AI: The Technological Trickster

By ai-depot | October 26, 2002

AI in the Social Sciences

Some researchers have noticed advances in thought often result not from asking the correct questions, but rather from learning to formulate the questions in such a way that they can be answered with the some degree of objectivity and precision. As Thomas Khun noted, this process sometimes results in new paradigms replacing older ones.

This paper will examine current knowledge about what the brain is doing when it is thinking, will attempt to compare and contrast that with what machines do when we consider them to be thinking, and see if the interaction may shed any light on what is happening when meaning is somehow developed from material forms interacting in complex systems. Most present studies have assumed meaning is derived from matter in some way that is currently not understood. My hypothesis assumes meaning precedes matter, at least in mental representation, and that the thought process attaches symbol to meaning rather than the reverse.
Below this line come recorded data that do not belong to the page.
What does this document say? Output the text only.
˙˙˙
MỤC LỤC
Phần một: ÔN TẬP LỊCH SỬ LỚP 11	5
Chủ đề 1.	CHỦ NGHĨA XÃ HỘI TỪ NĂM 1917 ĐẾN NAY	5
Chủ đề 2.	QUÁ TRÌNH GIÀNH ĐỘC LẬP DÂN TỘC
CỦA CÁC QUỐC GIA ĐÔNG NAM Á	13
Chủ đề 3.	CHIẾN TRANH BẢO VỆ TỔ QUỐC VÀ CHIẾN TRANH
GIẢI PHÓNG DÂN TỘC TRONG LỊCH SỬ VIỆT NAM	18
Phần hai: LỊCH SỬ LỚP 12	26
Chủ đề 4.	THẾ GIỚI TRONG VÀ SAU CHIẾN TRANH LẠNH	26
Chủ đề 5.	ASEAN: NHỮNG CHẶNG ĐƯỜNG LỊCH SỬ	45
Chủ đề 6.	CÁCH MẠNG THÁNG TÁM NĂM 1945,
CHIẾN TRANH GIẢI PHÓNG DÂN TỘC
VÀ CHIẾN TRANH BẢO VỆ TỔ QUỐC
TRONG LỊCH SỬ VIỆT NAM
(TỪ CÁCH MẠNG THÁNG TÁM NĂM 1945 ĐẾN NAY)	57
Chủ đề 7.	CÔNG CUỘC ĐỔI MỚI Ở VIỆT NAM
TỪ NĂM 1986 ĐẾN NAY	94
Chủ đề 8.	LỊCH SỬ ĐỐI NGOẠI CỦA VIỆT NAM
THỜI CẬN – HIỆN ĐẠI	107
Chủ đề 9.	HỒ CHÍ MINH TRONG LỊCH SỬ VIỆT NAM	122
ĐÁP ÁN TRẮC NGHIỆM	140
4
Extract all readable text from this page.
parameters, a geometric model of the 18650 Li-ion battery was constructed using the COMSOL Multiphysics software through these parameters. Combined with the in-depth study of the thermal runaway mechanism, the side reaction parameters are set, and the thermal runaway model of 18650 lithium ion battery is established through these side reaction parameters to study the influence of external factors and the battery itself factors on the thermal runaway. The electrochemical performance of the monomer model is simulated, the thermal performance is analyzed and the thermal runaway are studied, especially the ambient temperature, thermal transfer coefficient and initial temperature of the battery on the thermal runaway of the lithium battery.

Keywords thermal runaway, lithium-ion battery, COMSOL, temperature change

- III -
To avoid confusion, I will use the term “brain” to refer to the evolved organic information processor we find within the bodies of evolved organisms, and the term “computer” to refer to the mechanical information-processing version of same, usually found outside the body.

In 1979, Hubert R. Dreyfus wrote a book called What Computers Can’t Do. He was hesitant to say they would never be able to accomplish all the things brains can do, but he did attempt to categorize the differences. He suggested “…no one has any idea how to program needs into a machine…” (Dreyfus, p. 298) but expressed optimism that if such ever becomes possible we would do so. And should.

In the past fifteen years, much progress has been made in developing computers that do some of the things Dreyfus predicted, such as play chess at a master level and analyze large amounts of information in everything from particle accelerators to medical diagnoses. In many of the things human brains are capable of in what Dreyfus calls Area IV problem solving where no known algorithms can be made to operate, (ie: solving riddles and open-structured problems, translating a natural language or recognition of varied and distorted patterns), (Dreyfus, p. 292) apparently little has changed.

It is possible we have reached the limits of what computers are able to do in mimicking brain activity. Increases in quantity and complexity beyond a certain level do not always result in higher degrees of knowledge. Whether computers can think or not, it is reasonable to assume they do what they do quite differently from the way humans and other animals think. I will investigate these differences and to see if we might make some generalizations about them.

An important sub-hypothesis concerns how thinking machines, (or machines that mimic thinking for those who prefer the speciescentric position) may aid and enhance, or inhibit, human thought and actions. Will our dependence on computers result in the loss of certain human abilities that are important to our survival? Perhaps the Year 2000 glitch will provide a working empirical model.